29 August 2006

On not being able to say something.

I drove back from a short break this evening, and became increasingly impatient with Radio 4's unctuous celebration of the centenary of the birth of a pretentious and patronising second-rate poet. I'm not usually po-faced, but to write;

in the same year as Guernica (not sure of the exact chronology) is not post-modern ironic (neither of which ideas would have made sense to Betjeman [even if they do to any of the rest of us {I must get out of these nested brackets}]) No brackets; it is simply crass.

Is this a rant about Betjeman? No, actually. It is just an illustration of an issue I fell to thinking about having switched off the radio.

My substantive meditation (if there is such a thing) was around the extent to which we are conditioned to think of "learning" as a static state which can be assessed by "snapshot" methods such as examinations. In email exchanges with several correspondents (thanks, Renee) I have come to suspect that this may be inadequate--and indeed that it is not "merely" academically inadequate, but that it seriously constrains educational policy and practice... Exciting stuff! I'll write an article about it!

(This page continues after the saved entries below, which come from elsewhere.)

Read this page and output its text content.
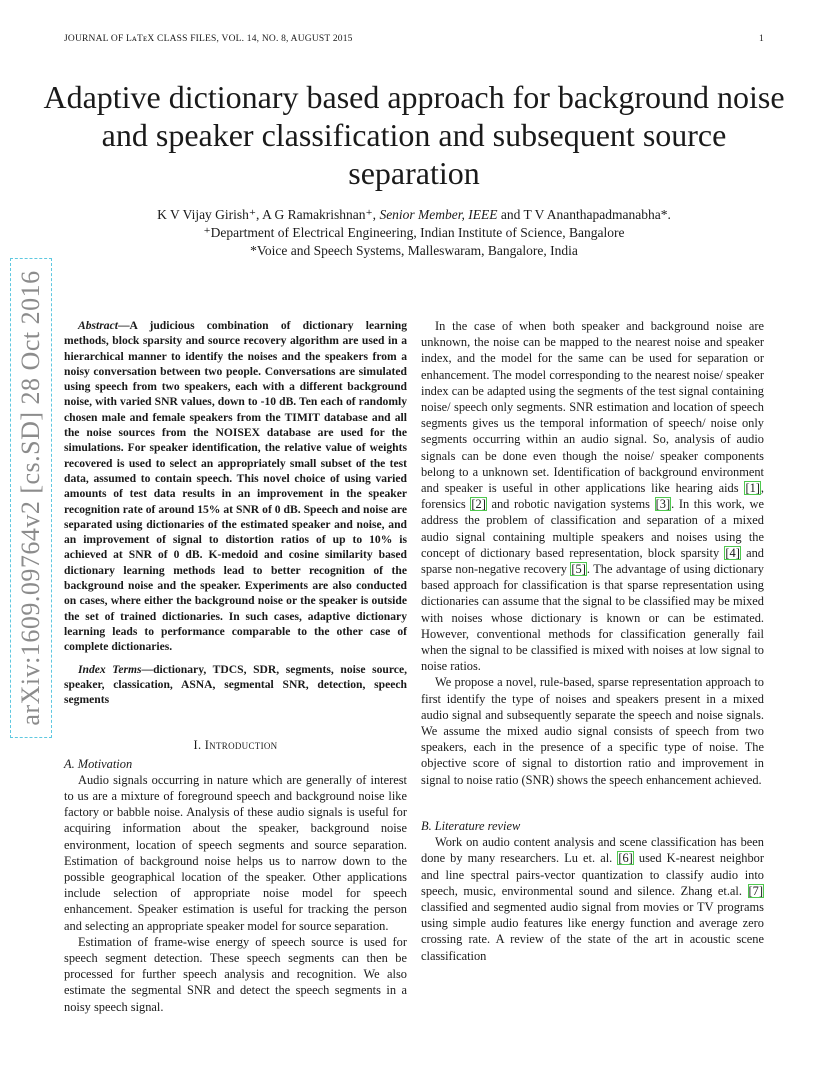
JOURNAL OF LᴀTᴇX CLASS FILES, VOL. 14, NO. 8, AUGUST 2015	1
Adaptive dictionary based approach for background noise and speaker classification and subsequent source separation
K V Vijay Girish⁺, A G Ramakrishnan⁺, Senior Member, IEEE and T V Ananthapadmanabha*.
⁺Department of Electrical Engineering, Indian Institute of Science, Bangalore
*Voice and Speech Systems, Malleswaram, Bangalore, India
arXiv:1609.09764v2 [cs.SD] 28 Oct 2016	Abstract—A judicious combination of dictionary learning methods, block sparsity and source recovery algorithm are used in a hierarchical manner to identify the noises and the speakers from a noisy conversation between two people. Conversations are simulated using speech from two speakers, each with a different background noise, with varied SNR values, down to -10 dB. Ten each of randomly chosen male and female speakers from the TIMIT database and all the noise sources from the NOISEX database are used for the simulations. For speaker identification, the relative value of weights recovered is used to select an appropriately small subset of the test data, assumed to contain speech. This novel choice of using varied amounts of test data results in an improvement in the speaker recognition rate of around 15% at SNR of 0 dB. Speech and noise are separated using dictionaries of the estimated speaker and noise, and an improvement of signal to distortion ratios of up to 10% is achieved at SNR of 0 dB. K-medoid and cosine similarity based dictionary learning methods lead to better recognition of the background noise and the speaker. Experiments are also conducted on cases, where either the background noise or the speaker is outside the set of trained dictionaries. In such cases, adaptive dictionary learning leads to performance comparable to the other case of complete dictionaries.

Index Terms—dictionary, TDCS, SDR, segments, noise source, speaker, classication, ASNA, segmental SNR, detection, speech segments

I. Introduction

A. Motivation

Audio signals occurring in nature which are generally of interest to us are a mixture of foreground speech and background noise like factory or babble noise. Analysis of these audio signals is useful for acquiring information about the speaker, background noise environment, location of speech segments and source separation. Estimation of background noise helps us to narrow down to the possible geographical location of the speaker. Other applications include selection of appropriate noise model for speech enhancement. Speaker estimation is useful for tracking the person and selecting an appropriate speaker model for source separation.

Estimation of frame-wise energy of speech source is used for speech segment detection. These speech segments can then be processed for further speech analysis and recognition. We also estimate the segmental SNR and detect the speech segments in a noisy speech signal.

In the case of when both speaker and background noise are unknown, the noise can be mapped to the nearest noise and speaker index, and the model for the same can be used for separation or enhancement. The model corresponding to the nearest noise/ speaker index can be adapted using the segments of the test signal containing noise/ speech only segments. SNR estimation and location of speech segments gives us the temporal information of speech/ noise only segments occurring within an audio signal. So, analysis of audio signals can be done even though the noise/ speaker components belong to a unknown set. Identification of background environment and speaker is useful in other applications like hearing aids [1], forensics [2] and robotic navigation systems [3]. In this work, we address the problem of classification and separation of a mixed audio signal containing multiple speakers and noises using the concept of dictionary based representation, block sparsity [4] and sparse non-negative recovery [5]. The advantage of using dictionary based approach for classification is that sparse representation using dictionaries can assume that the signal to be classified may be mixed with noises whose dictionary is known or can be estimated. However, conventional methods for classification generally fail when the signal to be classified is mixed with noises at low signal to noise ratios.

We propose a novel, rule-based, sparse representation approach to first identify the type of noises and speakers present in a mixed audio signal and subsequently separate the speech and noise signals. We assume the mixed audio signal consists of speech from two speakers, each in the presence of a specific type of noise. The objective score of signal to distortion ratio and improvement in signal to noise ratio (SNR) shows the speech enhancement achieved.

B. Literature review

Work on audio content analysis and scene classification has been done by many researchers. Lu et. al. [6] used K-nearest neighbor and line spectral pairs-vector quantization to classify audio into speech, music, environmental sound and silence. Zhang et.al. [7] classified and segmented audio signal from movies or TV programs using simple audio features like energy function and average zero crossing rate. A review of the state of the art in acoustic scene classification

But--leaving aside the fact that fewer people will probably read the article than will read this blog--how long will it take me to produce an academically acceptable piece which will pass peer review, by including a literature review testing the proposition that the conventional wisdom of educational theory treats "learning" as a static achieved state..? It's the kind of task you assign to a Ph.D student, so assuming you are a nice supervisor who is going to grant him or her a few months to add their original gloss for a thesis---30 months? Forget it.

Of course, a journalist could make the same point on the basis of a couple of days on the net and ringing up a few interested parties for quotes.

And a blogger doesn't even have to get past basic editorial control.
  • Did Betjeman write those lines before or after Guernica? I don't know; it may simply be a cheap shot on my part with little basis in fact. Regardless of the historical facts, did B. know about Guernica? Where were his sympathies (if any) in the Spanish Civil War?
But this line of thought raises further questions. What is the premium of ---shall we say, "credibility"--- actually conferred by full academic referencing? Does it actually matter very much?
  • Clearly it does in some subjects, which are more or less clearly cumulative; Newton stands on the shoulders of giants.
  • But in the humanities and the social sciences and professional disciplines, when did you last read a dispassionate literature review (other than from a librarian)? Indeed, when did you last check such a review? There is so much stuff out there that there is no way I could read it all, still less evaluate it. And I certainly do not know whether this literature review or that "truly" represents the literature in a particular area.
Academic practice may need to be scrutinised as a form of restrictive practice. In many cases it serves no particular purpose apart from making it difficult to get published, prolonging the process, and inflating the egos of those of us who edit and referee the journals. (RAE aside).

It certainly has very little to do with increasing anybody's understanding of anything.